//Sudão: crianças cristãs refugiadas só recebem comida se recitarem orações islâmicas

Sudão: crianças cristãs refugiadas só recebem comida se recitarem orações islâmicas

2017-09-14T20:30:21+00:00 setembro 14th, 2017|Notícias|

Crianças cristãs que estão em campos de refugiados no Sudão não estão recebendo comida, a menos que recitem orações islâmicas. As informações são dos relatórios recebidos por fontes próximas da ACN – Fundação Pontifícia Ajuda à Igreja que Sofre.

Um dos contatos locais da ACN, que pediu para permanecer anônimo por razões de segurança, descreveu como os refugiados cristãos do sul do Sudão estão em uma situação terrível. “Ouvimos histórias em que as crianças estão condicionadas a dizer orações islâmicas antes de receber qualquer alimento. Isto não está certo. Essas crianças são cristãs. Eles devem ser respeitados por isso”, disse a fonte.
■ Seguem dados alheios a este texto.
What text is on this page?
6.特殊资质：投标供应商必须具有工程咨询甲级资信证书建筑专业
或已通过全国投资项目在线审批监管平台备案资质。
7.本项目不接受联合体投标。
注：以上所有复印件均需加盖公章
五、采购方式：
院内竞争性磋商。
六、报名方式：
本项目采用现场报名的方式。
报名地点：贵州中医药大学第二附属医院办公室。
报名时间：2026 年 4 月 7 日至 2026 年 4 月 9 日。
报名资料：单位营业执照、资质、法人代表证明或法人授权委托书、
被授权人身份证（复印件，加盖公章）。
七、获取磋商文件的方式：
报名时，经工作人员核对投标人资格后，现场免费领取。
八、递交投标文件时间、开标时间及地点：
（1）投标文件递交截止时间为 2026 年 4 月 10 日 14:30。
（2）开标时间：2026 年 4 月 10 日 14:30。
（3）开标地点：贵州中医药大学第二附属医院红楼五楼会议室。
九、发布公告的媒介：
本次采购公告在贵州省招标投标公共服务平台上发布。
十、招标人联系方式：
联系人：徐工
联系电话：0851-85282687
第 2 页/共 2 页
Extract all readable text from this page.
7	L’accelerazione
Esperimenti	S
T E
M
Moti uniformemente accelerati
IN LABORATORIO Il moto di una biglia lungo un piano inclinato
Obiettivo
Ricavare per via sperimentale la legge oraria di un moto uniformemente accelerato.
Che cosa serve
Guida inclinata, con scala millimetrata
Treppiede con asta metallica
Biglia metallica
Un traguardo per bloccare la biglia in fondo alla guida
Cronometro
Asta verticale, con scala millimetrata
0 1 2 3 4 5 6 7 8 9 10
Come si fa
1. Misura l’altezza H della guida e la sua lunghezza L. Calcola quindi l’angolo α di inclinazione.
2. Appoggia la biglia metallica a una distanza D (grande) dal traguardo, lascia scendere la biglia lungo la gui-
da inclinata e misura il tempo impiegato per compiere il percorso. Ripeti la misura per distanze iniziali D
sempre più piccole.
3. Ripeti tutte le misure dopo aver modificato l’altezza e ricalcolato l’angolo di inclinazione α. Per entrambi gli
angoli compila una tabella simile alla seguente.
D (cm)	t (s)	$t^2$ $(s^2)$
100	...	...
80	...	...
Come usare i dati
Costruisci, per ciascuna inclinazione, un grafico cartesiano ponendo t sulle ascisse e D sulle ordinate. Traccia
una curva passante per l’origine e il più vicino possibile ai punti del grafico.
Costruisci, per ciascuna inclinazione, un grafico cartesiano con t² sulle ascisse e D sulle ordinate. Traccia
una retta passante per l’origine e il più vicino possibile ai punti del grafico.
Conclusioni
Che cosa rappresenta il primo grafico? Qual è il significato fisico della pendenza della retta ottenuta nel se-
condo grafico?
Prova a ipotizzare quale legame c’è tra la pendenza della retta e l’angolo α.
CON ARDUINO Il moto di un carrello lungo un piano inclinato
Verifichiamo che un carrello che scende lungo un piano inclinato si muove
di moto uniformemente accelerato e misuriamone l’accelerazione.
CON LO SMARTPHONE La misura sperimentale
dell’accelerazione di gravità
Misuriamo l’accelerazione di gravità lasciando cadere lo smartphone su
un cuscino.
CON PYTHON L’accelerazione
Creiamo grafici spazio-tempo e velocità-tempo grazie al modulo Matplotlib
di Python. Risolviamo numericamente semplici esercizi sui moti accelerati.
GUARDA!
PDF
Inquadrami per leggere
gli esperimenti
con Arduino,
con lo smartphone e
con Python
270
Estima-se que 700 mil cristãos do sul do Sudão são refugiados. A fonte acrescentou: “A maioria é deixada nos campos, alguns em situação muito precária. Eles estão confinados nesses lugares. Não tem permissão para ir ao norte das cidades”. Há relatos de que as famílias de refugiados sobreviverem com muitas dificuldades com alimentos fornecidos pelo governo.

Ajuda de emergência tem sido burlada

A instituição de caridade explicou que um pacote mensal de alimentos para uma família dura pouco mais de duas semanas, levando os pais a buscar provisões no mercado local. A ACN foi informada de que os itens fornecidos pela ONU são vendidos no mercado, muitos ainda marcados com logotipos da UNICEF.

A fonte da ACN continuou dizendo que o governo de Cartum impediu as instituições de caridade de prestar assistência aos campos, impedindo-os de supervisionar a ajuda de emergência. A fonte disse: “Ouvimos que o governo não permite que outras agências ofereçam apoio, incluindo as iniciativas de igrejas”.

Ele continua: “O governo sabe muito bem que a Igreja apoia os necessitados em todo o mundo”. A fonte disse que se identifica com as famílias sofredoras, especialmente porque ele foi refugiado quando criança. Referindo-se às visitas às famílias deslocadas no Sudão do Sul, ele disse: “Eu lhes disse que já fui um refugiado e que esse não era o fim da estrada. Agora posso contribuir com algo positivo para a sociedade”.

Perseguidos, como Cristo

Ele comparou os refugiados com Jesus Cristo que fugiu com seus pais para o Egito quando criança, acrescentando: “Pedimos à humanidade que tenha um coração voltado para os refugiados. Eles devem ter um verdadeiro respeito, dignidade e seus direitos devem ser respeitados. Nunca maltrate um refugiado porque você nunca sabe o que o amanhã pode trazer”. Tais comentários vêm em meio a relatos de perseguição crescente contra os cristãos no Sudão, e sobre o aumento da agenda islâmica por parte do regime.

Em maio, uma fonte que também pediu anonimato por razões de segurança, disse à ACN: “As igrejas no Sudão estão sendo destruídas, mas eles afirmam que é apenas um planejamento urbano. A Igreja não tem permissão para comprar imóveis – – não se escuta o mesmo sobre mesquitas”. Na mesma época, uma fonte da Igreja do Sudão disse à ACN: “As igrejas estão sendo derrubadas todo mês”.

Em junho de 2015, 12 mulheres cristãs foram presas quando deixaram uma igreja por usarem calças ou saias, ditas estarem “vestidas indecente ou imoralmente”.